The $64 Question: Lawmakers Supporting Assault Weapons Ban Get 130 Times Less Gun Money

Alec Saslow and Laura Curlin | March 08, 2018

House members who have not shown support for a ban on assault weapons received more than 130 times more campaign money from pro-gun interests during the last election cycle than members who support a ban, according to a new MapLight analysis.

Pro-gun interests contributed an average of $8,671 during the 2016 election cycle to House members who have declined to co-sponsor a new ban on assault weapons. Lawmakers supporting a ban received an average of $64 during the same period, according to a review of data compiled by the Center for Responsive Politics.  

The bill, H.R. 5087, would make it a crime to import, sell, manufacture, transfer, or possess a semiautomatic assault weapon. So far, the proposal has failed to gain a single Republican co-sponsor. Of the 172 co-sponsors of the House bill, only Tim Walz, D-Minn, and Ben Ray Lujan, D-N.M., received money from pro-gun interests.
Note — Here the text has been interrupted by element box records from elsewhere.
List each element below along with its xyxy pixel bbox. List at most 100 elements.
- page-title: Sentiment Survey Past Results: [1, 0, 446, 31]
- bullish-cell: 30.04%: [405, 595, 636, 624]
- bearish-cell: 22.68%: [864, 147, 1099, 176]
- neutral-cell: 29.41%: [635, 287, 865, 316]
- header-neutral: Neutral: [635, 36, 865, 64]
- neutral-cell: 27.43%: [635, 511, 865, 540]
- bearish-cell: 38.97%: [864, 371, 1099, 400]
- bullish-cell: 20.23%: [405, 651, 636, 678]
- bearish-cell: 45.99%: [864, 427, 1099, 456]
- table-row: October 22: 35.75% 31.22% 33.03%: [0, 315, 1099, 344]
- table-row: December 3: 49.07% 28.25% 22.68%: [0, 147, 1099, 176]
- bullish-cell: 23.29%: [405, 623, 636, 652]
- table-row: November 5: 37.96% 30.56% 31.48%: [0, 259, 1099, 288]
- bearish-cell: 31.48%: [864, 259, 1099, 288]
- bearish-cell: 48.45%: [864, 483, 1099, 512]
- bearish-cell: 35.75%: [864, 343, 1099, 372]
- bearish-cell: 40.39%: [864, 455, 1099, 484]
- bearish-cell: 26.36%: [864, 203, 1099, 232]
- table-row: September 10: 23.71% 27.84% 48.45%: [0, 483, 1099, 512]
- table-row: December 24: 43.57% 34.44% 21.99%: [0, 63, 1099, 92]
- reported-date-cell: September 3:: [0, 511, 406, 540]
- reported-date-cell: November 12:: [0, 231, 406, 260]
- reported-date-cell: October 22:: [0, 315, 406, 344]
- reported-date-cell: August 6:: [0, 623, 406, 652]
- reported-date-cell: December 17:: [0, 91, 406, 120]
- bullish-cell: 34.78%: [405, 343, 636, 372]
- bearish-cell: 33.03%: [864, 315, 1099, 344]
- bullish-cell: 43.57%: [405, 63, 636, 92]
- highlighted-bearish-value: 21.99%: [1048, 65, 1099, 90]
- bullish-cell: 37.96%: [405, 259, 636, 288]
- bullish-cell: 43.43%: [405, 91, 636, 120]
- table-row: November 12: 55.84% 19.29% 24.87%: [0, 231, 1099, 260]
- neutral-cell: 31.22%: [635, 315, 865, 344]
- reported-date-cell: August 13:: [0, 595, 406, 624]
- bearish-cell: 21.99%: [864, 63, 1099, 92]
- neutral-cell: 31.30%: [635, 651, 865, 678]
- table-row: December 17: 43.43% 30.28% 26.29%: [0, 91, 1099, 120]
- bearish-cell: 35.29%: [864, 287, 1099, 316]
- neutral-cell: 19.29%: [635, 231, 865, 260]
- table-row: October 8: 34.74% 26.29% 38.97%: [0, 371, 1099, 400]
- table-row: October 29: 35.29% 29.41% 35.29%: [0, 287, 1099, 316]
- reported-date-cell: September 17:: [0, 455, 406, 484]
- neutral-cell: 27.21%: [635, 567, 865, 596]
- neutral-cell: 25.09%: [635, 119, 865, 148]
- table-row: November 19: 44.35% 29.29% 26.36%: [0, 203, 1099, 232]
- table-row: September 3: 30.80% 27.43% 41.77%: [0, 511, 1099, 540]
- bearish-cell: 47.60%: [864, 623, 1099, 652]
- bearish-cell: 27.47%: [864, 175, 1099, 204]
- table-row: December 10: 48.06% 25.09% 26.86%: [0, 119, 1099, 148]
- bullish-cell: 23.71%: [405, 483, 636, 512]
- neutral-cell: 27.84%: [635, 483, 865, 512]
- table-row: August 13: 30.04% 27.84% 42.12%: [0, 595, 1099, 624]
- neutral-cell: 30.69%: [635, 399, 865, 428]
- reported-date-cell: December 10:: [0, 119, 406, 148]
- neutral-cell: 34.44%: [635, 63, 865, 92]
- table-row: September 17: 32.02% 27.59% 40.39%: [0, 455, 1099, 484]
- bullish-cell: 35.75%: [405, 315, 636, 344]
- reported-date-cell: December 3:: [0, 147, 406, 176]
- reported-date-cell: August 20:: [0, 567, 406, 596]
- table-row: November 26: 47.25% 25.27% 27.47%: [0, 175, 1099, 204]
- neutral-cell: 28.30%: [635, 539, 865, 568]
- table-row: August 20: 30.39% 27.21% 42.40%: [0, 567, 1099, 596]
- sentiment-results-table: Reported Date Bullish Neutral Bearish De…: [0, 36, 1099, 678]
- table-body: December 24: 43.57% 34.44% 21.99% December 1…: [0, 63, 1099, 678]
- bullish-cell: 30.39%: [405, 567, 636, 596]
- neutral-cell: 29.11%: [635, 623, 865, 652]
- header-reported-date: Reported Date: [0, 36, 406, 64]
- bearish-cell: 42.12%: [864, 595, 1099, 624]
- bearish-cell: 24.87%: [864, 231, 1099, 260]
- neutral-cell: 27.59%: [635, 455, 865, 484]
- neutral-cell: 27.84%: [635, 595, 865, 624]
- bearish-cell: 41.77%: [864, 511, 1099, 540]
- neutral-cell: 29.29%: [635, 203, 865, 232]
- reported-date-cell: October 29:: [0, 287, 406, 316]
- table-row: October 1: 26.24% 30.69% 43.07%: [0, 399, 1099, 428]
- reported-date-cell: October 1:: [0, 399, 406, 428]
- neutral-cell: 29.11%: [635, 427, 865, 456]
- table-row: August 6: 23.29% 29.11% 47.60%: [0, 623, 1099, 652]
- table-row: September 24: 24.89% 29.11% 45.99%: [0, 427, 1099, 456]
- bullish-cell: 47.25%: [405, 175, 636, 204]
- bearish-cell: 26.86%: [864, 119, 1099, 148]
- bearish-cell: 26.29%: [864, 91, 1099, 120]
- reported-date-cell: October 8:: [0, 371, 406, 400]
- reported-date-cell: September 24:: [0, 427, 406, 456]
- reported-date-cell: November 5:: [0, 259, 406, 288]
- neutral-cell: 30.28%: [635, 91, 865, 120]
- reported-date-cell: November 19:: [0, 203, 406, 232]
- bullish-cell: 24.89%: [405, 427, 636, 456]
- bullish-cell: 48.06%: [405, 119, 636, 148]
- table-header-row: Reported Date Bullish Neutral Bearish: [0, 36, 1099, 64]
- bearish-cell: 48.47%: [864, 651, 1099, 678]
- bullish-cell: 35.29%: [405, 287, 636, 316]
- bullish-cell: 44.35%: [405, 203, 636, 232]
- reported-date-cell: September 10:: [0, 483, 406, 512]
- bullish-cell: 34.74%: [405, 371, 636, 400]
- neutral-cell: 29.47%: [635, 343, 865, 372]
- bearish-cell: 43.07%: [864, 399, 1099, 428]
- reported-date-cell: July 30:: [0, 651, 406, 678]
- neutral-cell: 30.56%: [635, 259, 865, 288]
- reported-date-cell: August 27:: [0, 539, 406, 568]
Twenty-one House Democrats have so far resisted sponsoring the measure. Six received $2,500 or more from pro-gun interests.

A similar measure in the Senate introduced by Sen. Dianne Feinstein, D-Calif., has also failed to attract any Republican support.

Support for stricter requirements on guns has climbed in the wake of last month’s school shooting at Marjory Stoneman Douglas High School in Parkland, Fla. According to recent polling from Politico, 68 percent of voters support banning assault-style weapons, while 25 percent oppose a ban. Seven percent have no opinion.

Congress passed a ban on assault weapons in 1994, but the ban expired 10 years later.  

Methodology:

MapLight analysis of campaign contributions to House members in the 115th Congress from PACs and employees of the pro-gun industry from Nov. 29, 2014, to Nov. 28, 2016. Contributions data source: OpenSecrets.org.